Mädchen mit Down-Syndrom malt ein Bild
Fotolia.com/philidor
Fast ein Modewort und doch tiefgründig: Inklusion ist ein bildungspolitisches Schlagwort, das den freien Zugang aller gesellschaftlichen Gruppen zu Bildung und Arbeit umschreibt. Vor allem in der gemeinsamen Schulerziehung von behinderten und nichtbehinderten Kindern spielt Inklusion eine wichtige Rolle.

 

Inklusive Grundschulen

Mia hat die Augen in die Ferne gerichtet und den Bleistift in den Mund gesteckt. Das tut sie immer, wenn sie nicht versteht, wie sie die Lücken auf dem Arbeitsblatt füllen soll. Dann weiß die Sonderpädagogin, Silke S., dass die 8-Jährige mit den kaum merklichen Anzeichen des Down-Syndroms Hilfe braucht. Vielleicht kann ihr heute ihr Sitznachbar Tim helfen. Mia besucht eine von derzeit drei inklusiven Grundschulen in München. Dass sie auf eine Regelschule gehen kann, ist Ergebnis des aktuellen bildungspolitischen Trends in Deutschland: der Inklusion.
 


Inklusion – was verbirgt sich hinter dem neuen Zauberwort?

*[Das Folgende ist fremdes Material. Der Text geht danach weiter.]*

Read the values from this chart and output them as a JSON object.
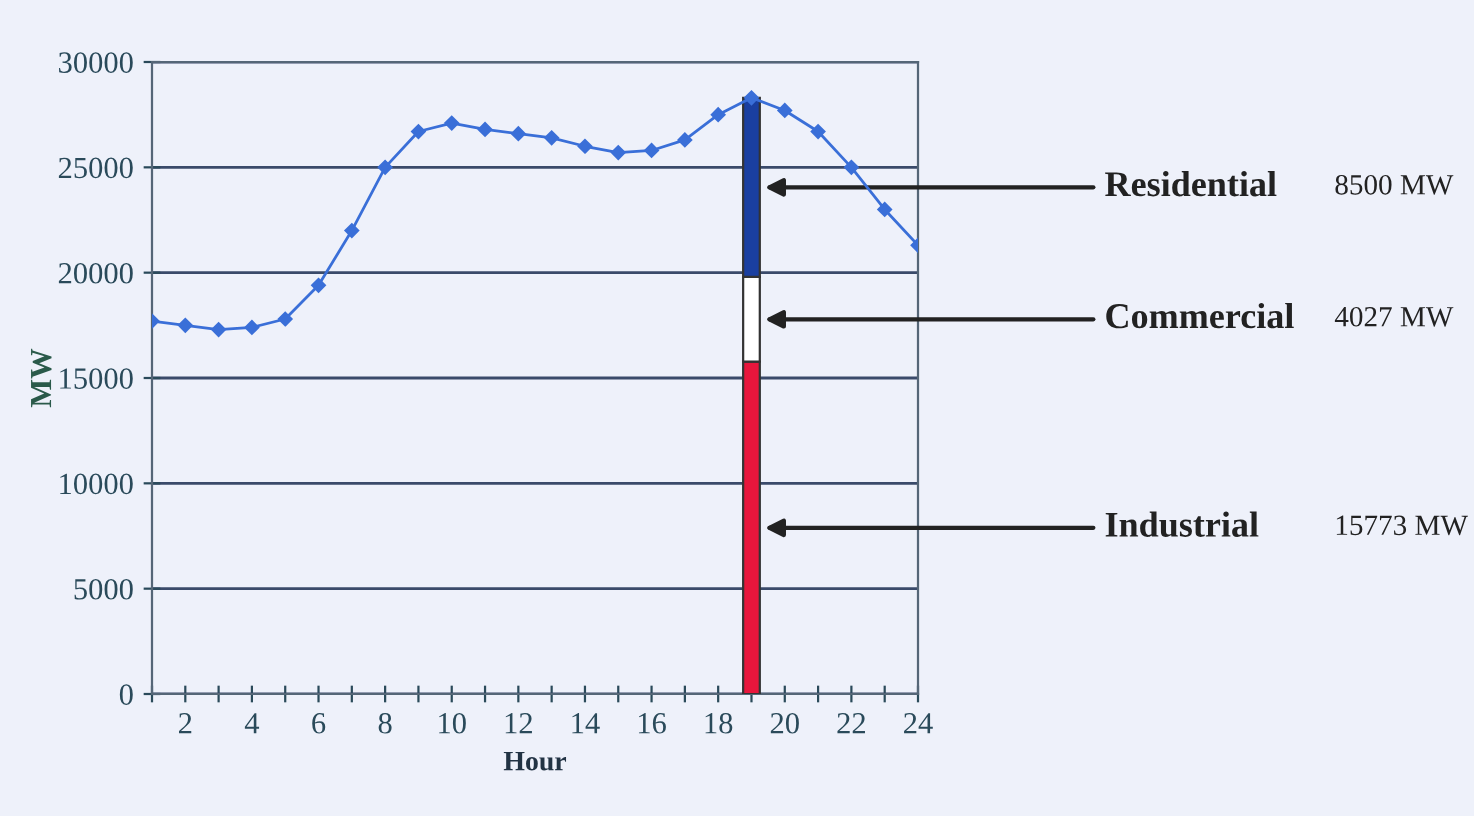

Es geht um nichts weniger als die Vision einer wunderbaren neuen Welt. Eine Welt, in der alle die gleichen Chancen haben – ganz gleich, wo sie herkommen, wie alt sie sind, ob sie behindert sind oder nicht. Das lateinische Wort „includere“ bedeutet einschließen und aufnehmen, der Begriff „Inklusion“ meint die vollkommene Teilhabe des Einzelnen am Ganzen. Grundlage ist die Anerkennung und Wertschätzung menschlicher Diversität. Doch statt die natürliche Vielfalt als Argument einer Trennung nach Begabungen heranzuziehen, setzt die Inklusion auf den freien Zugang zu allen Lebensbereichen.
Soweit die Theorie. Konkret entzündet sich Inklusion in Deutschland an einem Thema: der Öffnung von Bildungsmöglichkeiten für Behinderte. Anstoß zur Debatte hat die Erziehungskonvention der UN-Vollversammlung im Dezember 2006 gegeben. Seit März 2009 ist sie als „Behindertenrechtskonvention“ (BRK) auch hierzulande in Kraft. Zwar wurden die englischen Formulierungen durch die deutsche Übersetzung aufgeweicht – so ist etwa von „integrativer“ statt inklusiver Bildung die Rede – , verbindlich sei jedoch die unterzeichnete Originalfassung, so Marianne Hirschberg vom Deutschen Institut für Menschenrechte. In einer „Schattenübersetzung“ haben sich Betroffenenverbände näher am Wortlaut orientiert. Mehr als 70 Verbände bilden in Deutschland die „Allianz der Zivilgesellschaft zur UN-Behindertenrechtskonvention“.
Barrierefrei in jeder Hinsicht

 

Das "Recht auf Regelschule"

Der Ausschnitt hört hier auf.